Communiqué 2016

Votation du 12.02.2017: Les Verts défendent la construction de logements abordables

Réunis hier soir en Comité élargi, les Verts vaudois ont arrêté leurs recommandations de vote en vue des votations cantonale et fédérale du 12 février prochain. Au plan cantonal, ils défendront la nouvelle loi pour des logements abordables. Au plan fédéral, ils soutiennent la naturalisation facilitée pour la 3ème génération et refusent par contre la RIE III et FORTA.

OUI à la LPPPL

Les Verts vaudois soutiennent la nouvelle loi sur la promotion et la préservation du parc locatif vaudois (LPPL) qui permettra, enfin, de remédier à la situation de pénurie persistante que connaissent, dans le canton, la presque totalité des districts. En proposant aux communes des outils concrets pour promouvoir les logements à loyers abordables (LLA) et rénover tout en maintenant des loyers accessibles, cette loi permettra de répondre à la demande telle qu’elle existe plutôt que de continuer à faire le jeu des promoteurs immobiliers à la recherche de gains maximaux aux dépens des jeunes, des familles et de la classe moyenne qui peinent toujours plus à se loger. Ces outils permettront aussi davantage aux jeunes et aux jeunes familles sur le point de s’agrandir de rester dans leurs villages et d’y trouver un toit et respectera strictement les lois du marché en ne soustrayant à la vente aucun objet immobilier. Au contraire, en choisissant d’intégrer des LLA à leurs constructions, les promoteurs seront récompensés. Ils seront encouragés à construire certes plus mais surtout mieux, pour que chaque Vaudoise et chaque Vaudois puisse enfin trouver un toit qui lui convienne.

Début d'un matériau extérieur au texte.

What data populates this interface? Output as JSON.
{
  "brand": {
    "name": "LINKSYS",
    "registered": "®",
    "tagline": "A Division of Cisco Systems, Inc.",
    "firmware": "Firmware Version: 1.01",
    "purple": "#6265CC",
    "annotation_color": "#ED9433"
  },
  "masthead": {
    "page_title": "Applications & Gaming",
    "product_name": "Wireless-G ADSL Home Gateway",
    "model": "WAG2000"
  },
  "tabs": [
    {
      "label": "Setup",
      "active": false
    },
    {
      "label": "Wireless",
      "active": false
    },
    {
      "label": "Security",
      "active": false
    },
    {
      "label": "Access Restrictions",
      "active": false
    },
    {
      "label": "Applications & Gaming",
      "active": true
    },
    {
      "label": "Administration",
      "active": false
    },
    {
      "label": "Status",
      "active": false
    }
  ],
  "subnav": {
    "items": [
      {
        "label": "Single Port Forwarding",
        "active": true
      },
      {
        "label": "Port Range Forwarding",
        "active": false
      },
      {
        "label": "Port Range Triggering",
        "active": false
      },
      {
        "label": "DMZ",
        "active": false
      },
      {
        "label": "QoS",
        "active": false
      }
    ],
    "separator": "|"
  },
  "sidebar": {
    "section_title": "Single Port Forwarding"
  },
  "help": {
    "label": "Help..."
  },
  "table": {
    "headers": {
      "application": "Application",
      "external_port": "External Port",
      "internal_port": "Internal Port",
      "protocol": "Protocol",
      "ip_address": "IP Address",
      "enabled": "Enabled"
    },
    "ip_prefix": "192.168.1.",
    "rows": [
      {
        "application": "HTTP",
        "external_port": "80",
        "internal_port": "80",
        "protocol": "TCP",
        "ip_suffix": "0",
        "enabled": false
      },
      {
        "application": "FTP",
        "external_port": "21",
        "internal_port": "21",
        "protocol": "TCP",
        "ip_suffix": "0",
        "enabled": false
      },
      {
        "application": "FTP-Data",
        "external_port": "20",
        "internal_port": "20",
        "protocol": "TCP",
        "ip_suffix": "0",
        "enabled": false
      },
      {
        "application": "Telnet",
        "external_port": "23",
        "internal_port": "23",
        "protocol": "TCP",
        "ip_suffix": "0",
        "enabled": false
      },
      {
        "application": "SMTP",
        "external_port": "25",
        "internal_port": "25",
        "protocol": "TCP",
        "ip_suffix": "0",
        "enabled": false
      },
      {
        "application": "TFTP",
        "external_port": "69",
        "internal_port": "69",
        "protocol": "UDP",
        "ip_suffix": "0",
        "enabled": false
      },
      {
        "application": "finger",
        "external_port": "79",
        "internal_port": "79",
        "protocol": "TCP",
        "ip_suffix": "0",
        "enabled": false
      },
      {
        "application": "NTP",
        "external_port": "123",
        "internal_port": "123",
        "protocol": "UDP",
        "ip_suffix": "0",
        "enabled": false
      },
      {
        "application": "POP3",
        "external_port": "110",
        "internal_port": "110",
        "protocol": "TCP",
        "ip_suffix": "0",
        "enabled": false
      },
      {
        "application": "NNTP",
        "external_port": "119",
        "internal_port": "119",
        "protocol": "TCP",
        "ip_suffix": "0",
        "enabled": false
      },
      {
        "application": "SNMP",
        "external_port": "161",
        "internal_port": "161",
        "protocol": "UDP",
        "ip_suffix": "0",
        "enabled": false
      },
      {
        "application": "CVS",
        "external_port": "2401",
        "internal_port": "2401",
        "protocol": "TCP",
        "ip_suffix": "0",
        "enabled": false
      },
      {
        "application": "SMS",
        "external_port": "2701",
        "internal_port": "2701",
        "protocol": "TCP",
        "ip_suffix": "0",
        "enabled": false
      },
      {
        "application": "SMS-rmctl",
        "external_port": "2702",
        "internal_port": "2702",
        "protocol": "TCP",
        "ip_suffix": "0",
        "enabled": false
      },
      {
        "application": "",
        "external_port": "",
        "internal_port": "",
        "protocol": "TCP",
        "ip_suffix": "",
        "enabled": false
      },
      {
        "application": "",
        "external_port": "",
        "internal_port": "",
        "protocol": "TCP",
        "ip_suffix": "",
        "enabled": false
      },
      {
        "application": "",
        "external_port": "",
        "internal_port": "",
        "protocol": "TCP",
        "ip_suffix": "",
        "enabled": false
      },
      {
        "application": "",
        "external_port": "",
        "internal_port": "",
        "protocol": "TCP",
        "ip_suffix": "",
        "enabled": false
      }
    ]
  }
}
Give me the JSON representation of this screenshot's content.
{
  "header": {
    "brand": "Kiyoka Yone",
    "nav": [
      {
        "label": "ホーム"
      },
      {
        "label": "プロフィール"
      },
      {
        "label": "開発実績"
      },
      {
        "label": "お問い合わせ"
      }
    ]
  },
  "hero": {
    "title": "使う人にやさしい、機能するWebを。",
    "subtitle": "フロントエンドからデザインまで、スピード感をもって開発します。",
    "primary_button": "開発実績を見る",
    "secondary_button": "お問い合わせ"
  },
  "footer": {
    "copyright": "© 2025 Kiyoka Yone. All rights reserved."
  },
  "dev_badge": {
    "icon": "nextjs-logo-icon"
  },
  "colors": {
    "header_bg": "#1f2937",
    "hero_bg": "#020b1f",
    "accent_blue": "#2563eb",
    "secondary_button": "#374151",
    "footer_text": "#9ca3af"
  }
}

OUI à la naturalisation facilitée des étrangers de 3ème génération

Les Verts recommandent d’accepter cette initiative, qui a la forme d’une loi promulgable et qui est donc immédiatement applicable. Elle ne fera que faciliter l’accès à la nationalité à des personnes qui font, de fait, déjà partie de notre pays puisqu’elles y sont nées et y ont fait leurs classes. Une acceptation permettra également d’unifier la pratique entre les cantons et de reconnaître partout égalitairement l’intégration de ces jeunes.

NON à la RIE III fédérale

Les Verts vaudois recommandent au peuple de refuser la réforme fédérale de l’imposition des entreprises (RIE III fédérale). Celle-ci a en effet perdu les quelques avantages que contenait encore son application cantonale. Si les Verts ont toujours souhaité la suppression des statuts spéciaux privilégiant de manière éhontée les multinationales, ils ne sont pas convaincus par la solution proposée par le projet fédéral qui ne fera que remplacer ces statuts par d’autres pratiques tout aussi questionnables. Les pertes engendrées pour les collectivités publiques, les cantons et les communes, poussent les Verts à recommander le rejet de cette réforme. Il faut remettre l’ouvrage sur le métier pour trouver une manière de supprimer ces statuts en trouvant une solution qui n’encourage pas une concurrence fiscale malsaine au sein du pays et qui ne conduise pas à une situation pire qu’aujourd’hui.

NON à FORTA

Les Verts regrettent vivement que le paquet soumis au vote populaire ait été ficelé de telle manière que les projets d’agglomération soient désormais rendus totalement dépendants d’un coup d’accélérateur supplémentaire donné au tout-à-la-voiture et au bétonnage autoroutier du pays. Ces projets d’agglomération tiennent à cœur de la grande majorité des villes et de la population : ils doivent trouver un financement. Par contre, il n’est pas envisageable pour les Verts de défendre un projet qui promeut ainsi le développement débridé du bitume, sans même en faire porter le coût sur les automobilistes. Cela alors même que, d’un autre côté, le coût des transports publics est toujours plus assumé par celles et ceux qui les utilisent. Un tel développement n’est pas soutenable à long terme puisqu’il ne ferait qu’aggraver l’explosion du trafic que nous connaissons déjà, sans se préoccuper de son impact négatif sur la qualité de vie (nuisances sonores, sur la qualité de l’air, pour la santé) des habitantes et habitants des villes et villages dans lesquels ce trafic reflue.